The best, however, has been saved for the last. By following the old ore road around the side of the hill from the Homestake-King shaft, one arrives at the top of the Homestake-King Mill site. Although the only remains of the mill are the concrete foundations, the very size of those foundations is utterly impressive. Six parallel rows of foundation walls step down the side of the mill for several hundred feet. Some of the foundation walls are eighty feet from side to side, and rise fifteen feet above the slope of the hill. In addition, several piles of timber debris and one large collection of used cyanide flasks may be found.
But the concrete foundations of the Homestake-King Mill, situated on the side of the hilt looking south towards Bullfrog Mountain, clearly dominate the scene. The mill foundations. are visible for miles away from the desert floor, and grow more and more impressive as one nears the site.
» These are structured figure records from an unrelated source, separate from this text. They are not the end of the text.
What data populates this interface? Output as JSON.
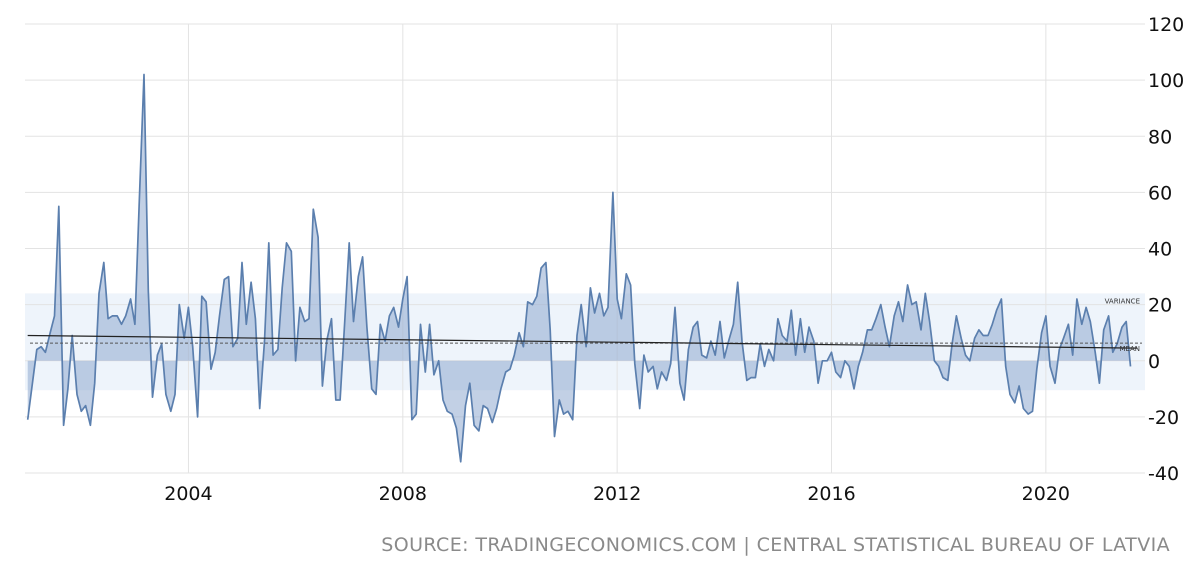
{
  "source_text": "SOURCE: TRADINGECONOMICS.COM | CENTRAL STATISTICAL BUREAU OF LATVIA",
  "colors": {
    "line": "#5b7fae",
    "area_fill": "#8fa9cf",
    "variance_band": "#eef4fb",
    "grid": "#e3e3e3",
    "trend": "#222222",
    "mean": "#555555"
  },
  "chart_data": {
    "type": "area",
    "title": "",
    "xlabel": "",
    "ylabel": "",
    "xlim": [
      2000.95,
      2021.85
    ],
    "ylim": [
      -40,
      120
    ],
    "y_ticks": [
      -40,
      -20,
      0,
      20,
      40,
      60,
      80,
      100,
      120
    ],
    "x_ticks": [
      2004,
      2008,
      2012,
      2016,
      2020
    ],
    "grid": true,
    "y_axis_position": "right",
    "variance_band": {
      "label": "VARIANCE",
      "from": -10.5,
      "to": 24
    },
    "mean_line": {
      "label": "MEAN",
      "value": 6.3
    },
    "trend_line": {
      "start": [
        2001.0,
        9.0
      ],
      "end": [
        2021.7,
        4.5
      ]
    },
    "series": [
      {
        "points": [
          [
            2001.0,
            -21
          ],
          [
            2001.17,
            4
          ],
          [
            2001.25,
            5
          ],
          [
            2001.33,
            3
          ],
          [
            2001.42,
            10
          ],
          [
            2001.5,
            16
          ],
          [
            2001.58,
            55
          ],
          [
            2001.67,
            -23
          ],
          [
            2001.75,
            -10
          ],
          [
            2001.83,
            9
          ],
          [
            2001.92,
            -12
          ],
          [
            2002.0,
            -18
          ],
          [
            2002.08,
            -16
          ],
          [
            2002.17,
            -23
          ],
          [
            2002.25,
            -8
          ],
          [
            2002.33,
            24
          ],
          [
            2002.42,
            35
          ],
          [
            2002.5,
            15
          ],
          [
            2002.58,
            16
          ],
          [
            2002.67,
            16
          ],
          [
            2002.75,
            13
          ],
          [
            2002.83,
            16
          ],
          [
            2002.92,
            22
          ],
          [
            2003.0,
            13
          ],
          [
            2003.08,
            55
          ],
          [
            2003.17,
            102
          ],
          [
            2003.25,
            25
          ],
          [
            2003.33,
            -13
          ],
          [
            2003.42,
            2
          ],
          [
            2003.5,
            6
          ],
          [
            2003.58,
            -12
          ],
          [
            2003.67,
            -18
          ],
          [
            2003.75,
            -12
          ],
          [
            2003.83,
            20
          ],
          [
            2003.92,
            8
          ],
          [
            2004.0,
            19
          ],
          [
            2004.08,
            5
          ],
          [
            2004.17,
            -20
          ],
          [
            2004.25,
            23
          ],
          [
            2004.33,
            21
          ],
          [
            2004.42,
            -3
          ],
          [
            2004.5,
            3
          ],
          [
            2004.58,
            16
          ],
          [
            2004.67,
            29
          ],
          [
            2004.75,
            30
          ],
          [
            2004.83,
            5
          ],
          [
            2004.92,
            8
          ],
          [
            2005.0,
            35
          ],
          [
            2005.08,
            13
          ],
          [
            2005.17,
            28
          ],
          [
            2005.25,
            15
          ],
          [
            2005.33,
            -17
          ],
          [
            2005.42,
            7
          ],
          [
            2005.5,
            42
          ],
          [
            2005.58,
            2
          ],
          [
            2005.67,
            4
          ],
          [
            2005.75,
            26
          ],
          [
            2005.83,
            42
          ],
          [
            2005.92,
            39
          ],
          [
            2006.0,
            0
          ],
          [
            2006.08,
            19
          ],
          [
            2006.17,
            14
          ],
          [
            2006.25,
            15
          ],
          [
            2006.33,
            54
          ],
          [
            2006.42,
            44
          ],
          [
            2006.5,
            -9
          ],
          [
            2006.58,
            7
          ],
          [
            2006.67,
            15
          ],
          [
            2006.75,
            -14
          ],
          [
            2006.83,
            -14
          ],
          [
            2006.92,
            15
          ],
          [
            2007.0,
            42
          ],
          [
            2007.08,
            14
          ],
          [
            2007.17,
            30
          ],
          [
            2007.25,
            37
          ],
          [
            2007.33,
            12
          ],
          [
            2007.42,
            -10
          ],
          [
            2007.5,
            -12
          ],
          [
            2007.58,
            13
          ],
          [
            2007.67,
            7
          ],
          [
            2007.75,
            16
          ],
          [
            2007.83,
            19
          ],
          [
            2007.92,
            12
          ],
          [
            2008.0,
            22
          ],
          [
            2008.08,
            30
          ],
          [
            2008.17,
            -21
          ],
          [
            2008.25,
            -19
          ],
          [
            2008.33,
            13
          ],
          [
            2008.42,
            -4
          ],
          [
            2008.5,
            13
          ],
          [
            2008.58,
            -5
          ],
          [
            2008.67,
            0
          ],
          [
            2008.75,
            -14
          ],
          [
            2008.83,
            -18
          ],
          [
            2008.92,
            -19
          ],
          [
            2009.0,
            -24
          ],
          [
            2009.08,
            -36
          ],
          [
            2009.17,
            -16
          ],
          [
            2009.25,
            -8
          ],
          [
            2009.33,
            -23
          ],
          [
            2009.42,
            -25
          ],
          [
            2009.5,
            -16
          ],
          [
            2009.58,
            -17
          ],
          [
            2009.67,
            -22
          ],
          [
            2009.75,
            -17
          ],
          [
            2009.83,
            -10
          ],
          [
            2009.92,
            -4
          ],
          [
            2010.0,
            -3
          ],
          [
            2010.08,
            2
          ],
          [
            2010.17,
            10
          ],
          [
            2010.25,
            5
          ],
          [
            2010.33,
            21
          ],
          [
            2010.42,
            20
          ],
          [
            2010.5,
            23
          ],
          [
            2010.58,
            33
          ],
          [
            2010.67,
            35
          ],
          [
            2010.75,
            11
          ],
          [
            2010.83,
            -27
          ],
          [
            2010.92,
            -14
          ],
          [
            2011.0,
            -19
          ],
          [
            2011.08,
            -18
          ],
          [
            2011.17,
            -21
          ],
          [
            2011.25,
            9
          ],
          [
            2011.33,
            20
          ],
          [
            2011.42,
            5
          ],
          [
            2011.5,
            26
          ],
          [
            2011.58,
            17
          ],
          [
            2011.67,
            24
          ],
          [
            2011.75,
            16
          ],
          [
            2011.83,
            19
          ],
          [
            2011.92,
            60
          ],
          [
            2012.0,
            22
          ],
          [
            2012.08,
            15
          ],
          [
            2012.17,
            31
          ],
          [
            2012.25,
            27
          ],
          [
            2012.33,
            -1
          ],
          [
            2012.42,
            -17
          ],
          [
            2012.5,
            2
          ],
          [
            2012.58,
            -4
          ],
          [
            2012.67,
            -2
          ],
          [
            2012.75,
            -10
          ],
          [
            2012.83,
            -4
          ],
          [
            2012.92,
            -7
          ],
          [
            2013.0,
            -1
          ],
          [
            2013.08,
            19
          ],
          [
            2013.17,
            -8
          ],
          [
            2013.25,
            -14
          ],
          [
            2013.33,
            4
          ],
          [
            2013.42,
            12
          ],
          [
            2013.5,
            14
          ],
          [
            2013.58,
            2
          ],
          [
            2013.67,
            1
          ],
          [
            2013.75,
            7
          ],
          [
            2013.83,
            2
          ],
          [
            2013.92,
            14
          ],
          [
            2014.0,
            1
          ],
          [
            2014.08,
            7
          ],
          [
            2014.17,
            13
          ],
          [
            2014.25,
            28
          ],
          [
            2014.33,
            7
          ],
          [
            2014.42,
            -7
          ],
          [
            2014.5,
            -6
          ],
          [
            2014.58,
            -6
          ],
          [
            2014.67,
            6
          ],
          [
            2014.75,
            -2
          ],
          [
            2014.83,
            4
          ],
          [
            2014.92,
            0
          ],
          [
            2015.0,
            15
          ],
          [
            2015.08,
            9
          ],
          [
            2015.17,
            7
          ],
          [
            2015.25,
            18
          ],
          [
            2015.33,
            2
          ],
          [
            2015.42,
            15
          ],
          [
            2015.5,
            3
          ],
          [
            2015.58,
            12
          ],
          [
            2015.67,
            7
          ],
          [
            2015.75,
            -8
          ],
          [
            2015.83,
            0
          ],
          [
            2015.92,
            0
          ],
          [
            2016.0,
            3
          ],
          [
            2016.08,
            -4
          ],
          [
            2016.17,
            -6
          ],
          [
            2016.25,
            0
          ],
          [
            2016.33,
            -2
          ],
          [
            2016.42,
            -10
          ],
          [
            2016.5,
            -2
          ],
          [
            2016.58,
            3
          ],
          [
            2016.67,
            11
          ],
          [
            2016.75,
            11
          ],
          [
            2016.83,
            15
          ],
          [
            2016.92,
            20
          ],
          [
            2017.0,
            12
          ],
          [
            2017.08,
            5
          ],
          [
            2017.17,
            16
          ],
          [
            2017.25,
            21
          ],
          [
            2017.33,
            14
          ],
          [
            2017.42,
            27
          ],
          [
            2017.5,
            20
          ],
          [
            2017.58,
            21
          ],
          [
            2017.67,
            11
          ],
          [
            2017.75,
            24
          ],
          [
            2017.83,
            14
          ],
          [
            2017.92,
            0
          ],
          [
            2018.0,
            -2
          ],
          [
            2018.08,
            -6
          ],
          [
            2018.17,
            -7
          ],
          [
            2018.25,
            6
          ],
          [
            2018.33,
            16
          ],
          [
            2018.42,
            8
          ],
          [
            2018.5,
            2
          ],
          [
            2018.58,
            0
          ],
          [
            2018.67,
            8
          ],
          [
            2018.75,
            11
          ],
          [
            2018.83,
            9
          ],
          [
            2018.92,
            9
          ],
          [
            2019.0,
            13
          ],
          [
            2019.08,
            18
          ],
          [
            2019.17,
            22
          ],
          [
            2019.25,
            -2
          ],
          [
            2019.33,
            -12
          ],
          [
            2019.42,
            -15
          ],
          [
            2019.5,
            -9
          ],
          [
            2019.58,
            -17
          ],
          [
            2019.67,
            -19
          ],
          [
            2019.75,
            -18
          ],
          [
            2019.83,
            -3
          ],
          [
            2019.92,
            10
          ],
          [
            2020.0,
            16
          ],
          [
            2020.08,
            -2
          ],
          [
            2020.17,
            -8
          ],
          [
            2020.25,
            4
          ],
          [
            2020.33,
            8
          ],
          [
            2020.42,
            13
          ],
          [
            2020.5,
            2
          ],
          [
            2020.58,
            22
          ],
          [
            2020.67,
            13
          ],
          [
            2020.75,
            19
          ],
          [
            2020.83,
            14
          ],
          [
            2020.92,
            3
          ],
          [
            2021.0,
            -8
          ],
          [
            2021.08,
            11
          ],
          [
            2021.17,
            16
          ],
          [
            2021.25,
            3
          ],
          [
            2021.33,
            6
          ],
          [
            2021.42,
            12
          ],
          [
            2021.5,
            14
          ],
          [
            2021.58,
            -2
          ]
        ]
      }
    ]
  }
}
The sheer size of the ruins, contrasted with the quiet desertion of the desert around it, forces the viewer to attempt to grasp the seemingly illogical fact that this rather isolated and desolate portion of the Nevada desert once teemed with life, activity, and hope.
The Gold Bar-Homestake complex, quite obviously, should be protected, preserved, and interpreted. The protection and preservation efforts should be centered around the mill foundations of the Gold Bar and the Homestake-King. Although both foundation sites seemed stable enough to the untrained eye of an historian, a more expert opinion should be obtained, in order to prevent any future damage to these impressive remains. The interpretation of this area, like that of the rest of the Bullfrog District which falls within the Monument boundaries, is absolutely non-existent at present. At the very least, signs or exhibits which identify the remains should be posted. At best, the vast potential interpretive value of this complex should be utilized. As stated before, this site offers the unique opportunity to compare and contrast two opposite extremes of the mining business as practiced in the early twentieth century.
As a final note, the Monument should immediately make some effort to mark its boundaries. The visitor, especially one with access to a four-wheel drive vehicle, has a choice of almost a dozen routes to take to the Homestake-Gold Bar area. Few of these roads are marked with National Park Service boundary signs, which would warn the traveler that he has entered a protected domain. Given the proliferation of souvenir and rock hunters found in this area, the marking of the boundaries is the most critical passive measure of protection which could be given to this complex.